Forum Moderators: open

Message Too Old, No Replies

CJ Spider

?

         

DavidT

6:23 am on Apr 2, 2003 (gmt 0)

10+ Year Member



207.71.241.81 - - [01/Apr/2003:20:13:40 -0800] "GET / HTTP/1.1" 200 6805 "-" "CJ Spider/"

Can't find anything out about this one. Anyone else know?

msgraph

3:18 pm on Apr 2, 2003 (gmt 0)

WebmasterWorld Senior Member 10+ Year Member



Noticed this spider last night too.

Do you have CJ links on your site(s)?

I wonder if it has to do with the new stuff Commission Junction is supposed to be rolling out soon.

DavidT

6:49 pm on Apr 2, 2003 (gmt 0)

10+ Year Member



I'm a member of CJ, just joined a new program there the day before the spider came but as yet none of their links on the site.

korkus2000

6:51 pm on Apr 2, 2003 (gmt 0)

WebmasterWorld Senior Member 10+ Year Member



I have basic cj links. I got the spider last night also. I think they are using it to check invalid links.

EliteWeb

7:05 pm on Apr 2, 2003 (gmt 0)

WebmasterWorld Senior Member 10+ Year Member



Yah CJ Bot is a robot to check for the links on the sites. You know what they said about charging the people who dont make x amount per pay period maybe they will see if the url's in the users profiles apear on those pages and use it for reference or a way to disable accounts when it doesnt find the links.

carfac

4:35 pm on Apr 8, 2003 (gmt 0)

WebmasterWorld Senior Member 10+ Year Member



Well, I just got hit by this bot- and I can tell you, it will NOT be back on MY sites!

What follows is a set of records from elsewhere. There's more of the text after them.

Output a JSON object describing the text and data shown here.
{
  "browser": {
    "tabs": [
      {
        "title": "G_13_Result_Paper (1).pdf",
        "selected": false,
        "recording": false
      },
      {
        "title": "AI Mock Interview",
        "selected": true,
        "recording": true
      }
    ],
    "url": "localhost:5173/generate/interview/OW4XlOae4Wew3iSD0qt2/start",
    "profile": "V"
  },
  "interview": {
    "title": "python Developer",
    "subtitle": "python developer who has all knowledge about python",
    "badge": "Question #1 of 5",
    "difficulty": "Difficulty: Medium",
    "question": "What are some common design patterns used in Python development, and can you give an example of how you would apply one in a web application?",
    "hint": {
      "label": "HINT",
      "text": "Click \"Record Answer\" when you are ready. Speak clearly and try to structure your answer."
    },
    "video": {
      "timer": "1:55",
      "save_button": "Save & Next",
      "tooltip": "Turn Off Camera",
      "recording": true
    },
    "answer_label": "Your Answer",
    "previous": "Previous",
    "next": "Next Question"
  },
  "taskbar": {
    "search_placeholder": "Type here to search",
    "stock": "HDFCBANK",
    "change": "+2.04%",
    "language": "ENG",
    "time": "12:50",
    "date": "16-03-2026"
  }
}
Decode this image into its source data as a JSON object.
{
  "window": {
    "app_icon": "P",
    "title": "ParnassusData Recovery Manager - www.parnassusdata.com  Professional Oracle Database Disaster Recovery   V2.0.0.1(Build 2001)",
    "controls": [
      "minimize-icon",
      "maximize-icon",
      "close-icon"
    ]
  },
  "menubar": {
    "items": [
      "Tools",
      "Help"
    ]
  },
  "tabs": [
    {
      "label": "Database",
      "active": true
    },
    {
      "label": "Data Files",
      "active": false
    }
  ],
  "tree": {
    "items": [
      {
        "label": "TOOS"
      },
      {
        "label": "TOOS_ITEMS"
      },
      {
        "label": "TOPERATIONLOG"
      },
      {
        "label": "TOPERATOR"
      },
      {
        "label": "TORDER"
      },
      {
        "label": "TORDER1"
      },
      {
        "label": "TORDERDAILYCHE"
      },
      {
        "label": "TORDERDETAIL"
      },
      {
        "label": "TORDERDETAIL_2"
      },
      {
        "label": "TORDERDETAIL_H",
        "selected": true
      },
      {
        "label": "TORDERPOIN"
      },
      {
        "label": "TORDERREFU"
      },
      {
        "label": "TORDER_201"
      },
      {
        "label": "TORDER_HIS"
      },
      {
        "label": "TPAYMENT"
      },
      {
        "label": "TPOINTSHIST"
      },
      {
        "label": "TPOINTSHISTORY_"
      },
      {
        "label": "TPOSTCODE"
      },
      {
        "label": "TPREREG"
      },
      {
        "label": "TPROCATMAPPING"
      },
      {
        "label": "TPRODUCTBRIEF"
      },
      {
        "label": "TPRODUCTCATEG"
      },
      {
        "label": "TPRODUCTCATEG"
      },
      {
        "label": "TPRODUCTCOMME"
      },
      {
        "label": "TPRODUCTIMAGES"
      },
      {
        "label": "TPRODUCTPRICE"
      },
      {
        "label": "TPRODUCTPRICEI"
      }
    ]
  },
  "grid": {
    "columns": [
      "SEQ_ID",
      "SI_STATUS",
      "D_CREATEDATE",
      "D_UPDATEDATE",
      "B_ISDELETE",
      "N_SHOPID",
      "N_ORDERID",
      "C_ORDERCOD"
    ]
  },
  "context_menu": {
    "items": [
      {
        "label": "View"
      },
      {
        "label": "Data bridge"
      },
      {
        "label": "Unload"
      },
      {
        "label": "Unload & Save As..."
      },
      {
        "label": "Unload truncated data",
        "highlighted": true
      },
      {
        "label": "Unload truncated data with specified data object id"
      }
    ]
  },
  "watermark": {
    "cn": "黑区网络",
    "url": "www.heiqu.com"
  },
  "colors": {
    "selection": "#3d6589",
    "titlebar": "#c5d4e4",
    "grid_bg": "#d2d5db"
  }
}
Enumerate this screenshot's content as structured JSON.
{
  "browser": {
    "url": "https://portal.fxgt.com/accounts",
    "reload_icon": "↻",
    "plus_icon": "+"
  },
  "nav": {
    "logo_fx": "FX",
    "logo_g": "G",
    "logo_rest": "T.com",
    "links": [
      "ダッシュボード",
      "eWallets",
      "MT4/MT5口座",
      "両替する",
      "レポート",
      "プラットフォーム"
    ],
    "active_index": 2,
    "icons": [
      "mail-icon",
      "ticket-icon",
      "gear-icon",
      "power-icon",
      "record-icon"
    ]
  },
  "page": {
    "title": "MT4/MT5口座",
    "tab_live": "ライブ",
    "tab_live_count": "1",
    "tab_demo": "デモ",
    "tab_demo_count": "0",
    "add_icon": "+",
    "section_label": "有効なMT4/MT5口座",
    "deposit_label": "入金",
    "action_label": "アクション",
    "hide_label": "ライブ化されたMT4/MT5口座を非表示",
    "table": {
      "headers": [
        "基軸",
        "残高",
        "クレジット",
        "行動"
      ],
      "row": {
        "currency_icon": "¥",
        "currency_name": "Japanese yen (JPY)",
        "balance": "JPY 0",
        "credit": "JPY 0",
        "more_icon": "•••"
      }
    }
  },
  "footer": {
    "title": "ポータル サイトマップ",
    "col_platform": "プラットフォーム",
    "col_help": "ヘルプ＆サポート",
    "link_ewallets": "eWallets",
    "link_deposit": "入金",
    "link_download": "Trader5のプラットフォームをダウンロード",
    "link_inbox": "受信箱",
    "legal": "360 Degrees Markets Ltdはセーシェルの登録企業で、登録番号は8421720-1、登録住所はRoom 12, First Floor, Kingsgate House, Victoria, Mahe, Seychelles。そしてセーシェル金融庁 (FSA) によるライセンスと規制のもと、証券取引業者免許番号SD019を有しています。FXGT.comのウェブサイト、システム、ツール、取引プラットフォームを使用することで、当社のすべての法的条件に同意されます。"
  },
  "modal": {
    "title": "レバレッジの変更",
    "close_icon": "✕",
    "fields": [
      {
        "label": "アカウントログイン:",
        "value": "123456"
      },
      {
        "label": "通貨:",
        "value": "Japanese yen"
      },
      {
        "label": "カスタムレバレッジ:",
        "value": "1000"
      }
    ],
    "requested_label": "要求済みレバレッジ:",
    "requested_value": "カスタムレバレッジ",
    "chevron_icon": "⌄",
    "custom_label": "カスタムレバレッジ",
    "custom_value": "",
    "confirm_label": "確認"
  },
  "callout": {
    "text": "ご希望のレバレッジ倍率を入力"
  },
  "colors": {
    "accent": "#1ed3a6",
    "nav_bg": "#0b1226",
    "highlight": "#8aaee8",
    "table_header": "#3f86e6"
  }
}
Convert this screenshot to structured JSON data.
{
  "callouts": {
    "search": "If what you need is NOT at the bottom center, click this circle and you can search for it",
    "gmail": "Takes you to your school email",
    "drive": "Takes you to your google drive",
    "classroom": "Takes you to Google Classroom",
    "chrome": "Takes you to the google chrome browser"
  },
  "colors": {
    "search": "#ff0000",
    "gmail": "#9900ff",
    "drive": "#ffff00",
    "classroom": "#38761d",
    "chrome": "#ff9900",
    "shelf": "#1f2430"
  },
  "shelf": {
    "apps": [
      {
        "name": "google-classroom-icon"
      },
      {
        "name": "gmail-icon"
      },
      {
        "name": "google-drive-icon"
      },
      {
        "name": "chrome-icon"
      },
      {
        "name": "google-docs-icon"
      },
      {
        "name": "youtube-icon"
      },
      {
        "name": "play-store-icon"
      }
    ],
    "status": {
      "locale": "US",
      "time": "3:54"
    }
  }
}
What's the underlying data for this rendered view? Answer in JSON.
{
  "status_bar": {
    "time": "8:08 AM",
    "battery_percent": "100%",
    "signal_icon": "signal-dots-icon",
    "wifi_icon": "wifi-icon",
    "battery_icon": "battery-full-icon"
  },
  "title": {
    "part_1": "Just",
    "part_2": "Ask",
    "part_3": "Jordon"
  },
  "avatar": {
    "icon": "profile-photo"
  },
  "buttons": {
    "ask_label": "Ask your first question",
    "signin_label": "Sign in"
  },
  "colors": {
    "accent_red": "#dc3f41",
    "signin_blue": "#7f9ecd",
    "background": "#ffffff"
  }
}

Looks like it was hitting about ten pages per second. VERY bad!

Plus, it is STUPID. I have URL's that are upper and lower case- all the requests were lower case.

I do not know for sure that it follows robots.txt, but I did not catch it cheating. Hit me 120 times.

The URL checks out to a Santa Barbara location, which makes sense for Commission Junction.

Here is a hit:

207.71.241.81 - - [08/Apr/2003:03:21:24 -0600] "GET /a/lower/case/path/that/is/wrong HTTP/1.1" 404 11948 "-" "CJ Spider/"

dave

nativenewyorker

6:32 pm on Apr 8, 2003 (gmt 0)

10+ Year Member



carfac,

207.71.241.81 is definitely a CJ IP address. I have seen it in previous log entries when CJ support had checked something on my site. If you block that IP address, you will also block all human visitors from CJ. It is probably best to deny it by agent instead.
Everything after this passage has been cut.